Civil servants warned ministers that they did not have enough time to properly assess some of the energy support packages that will together cost the taxpayer about £69 billion, an official report has found.
The programmes were rushed through after ministers had held off announcing extra support because they were waiting for the Conservative leadership election to play out.
It meant that civil servants only had three weeks to put a full plan in place after Liz Truss in September announced the Energy Price Guarantee. The scheme capped bills for households at 34p per unit of electricity and 10.3p for gas.
They also only had a short time to assess an equivalent scheme for businesses.
A report from the National Audit Office (NAO) reveals that the accounting officer for the Department of Business, Energy and Industrial Strategy (BEIS) had raised objections to both schemes.

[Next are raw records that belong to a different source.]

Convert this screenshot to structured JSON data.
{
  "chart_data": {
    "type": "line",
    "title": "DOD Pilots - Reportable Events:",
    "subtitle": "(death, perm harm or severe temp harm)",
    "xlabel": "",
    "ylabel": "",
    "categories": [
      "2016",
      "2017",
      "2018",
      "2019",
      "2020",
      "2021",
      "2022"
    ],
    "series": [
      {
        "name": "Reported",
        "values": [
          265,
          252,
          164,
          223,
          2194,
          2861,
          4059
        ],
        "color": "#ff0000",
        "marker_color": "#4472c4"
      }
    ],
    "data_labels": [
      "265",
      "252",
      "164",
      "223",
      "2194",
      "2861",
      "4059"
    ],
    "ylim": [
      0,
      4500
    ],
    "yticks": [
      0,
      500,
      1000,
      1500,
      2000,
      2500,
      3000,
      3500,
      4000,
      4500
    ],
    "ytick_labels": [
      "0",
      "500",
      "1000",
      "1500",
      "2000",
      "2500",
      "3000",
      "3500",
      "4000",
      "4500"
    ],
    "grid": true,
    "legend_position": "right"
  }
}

The accountant was given so-called “ministerial direction” – where politicians push ahead with a scheme despite the concerns of officials.
The accounting officer said that the pace at which the business support had been developed brought “inevitable risks”. They also said that small rates of fraud in the household scheme would have “significant financial impacts”, the NAO said.
In May last year, then chancellor Rishi Sunak announced a £400 payment to each household in the country.
However, as the months dragged on, it became clear that this would not be enough to protect thousands of vulnerable families.
Boris Johnson, who said in early July that he would resign, refused to announce extra support. It was an issue for his successor, he said.
But that successor – Liz Truss – did not get into office until early September.
With bills expected to spike at £3,549 for the average household from October, she needed to get something in place quickly.
This left civil servants with just weeks to put her ideas into practice.
The National Audit Office said that the Government had to “make compromises” to ensure that support reached the places it was needed on time.
As a result, the taxpayer ended up supporting households that could have managed fine on their own, the NAO said.
So far, £16.3 billion has been paid out as part of the three biggest schemes.
The Energy Bill Support Scheme (EBSS) – the plan to give every household £400 which Rishi Sunak announced in May while still Chancellor – had cost £7.7 billion by the end of December.
The Energy Price Guarantee – Liz Truss’s household support – had cost £7 billion.
Meanwhile, the Energy Bill Relief Scheme, which helps businesses, had cost £1.6 billion.
BEIS acknowledged to the auditors that it had created “value for money risks”, in a bid to roll out the support as rapidly as possible.
The report also showed that the fraud and risk assessment on Mr Sunak’s Energy Bill Support Scheme was not ready until weeks after the scheme had gone live.
This is despite officials having almost five months to prepare for the launch.
The same assessment of the Energy Price Guarantee again only finalised after the scheme was launched.
However, in this case, officials only knew about the policy three weeks before it was set to launch.
NAO boss Gareth Davies said: “Similar to the Government’s assistance during Covid, the energy bills support schemes were introduced universally, and at speed, to reduce the impact of soaring energy costs for people and businesses.
“This approach led to compromises – introducing these interventions at speed meant that BEIS has less time to consider fraud and error risks; and their universal nature meant that a significant number of households received financial support they did not need’.
“As the Government seeks to target future assistance, it must be mindful of the risk of introducing complexity which could aid fraudsters. The National Audit Office will continue to monitor these schemes to understand their impact, particularly the costs and benefits of universal versus targeted support.”
Meg Hillier, chair of the Public Accounts Committee, said: “Today’s NAO report shows that BEIS moved quickly to shield most people and business from soaring energy prices, by introducing universal support schemes.
“However, it must take steps to better protect taxpayers, now and in the future.
“To introduce support, at pace, it accepted a greater risk of error and giving to those who do not need it.
“As it refines its offer, BEIS will need to juggle protecting citizens and businesses from unacceptable hardship, while managing the risk of fraud and error.
“It must grasp the chance to learn lessons by planning for the long term and developing options for the next crisis.”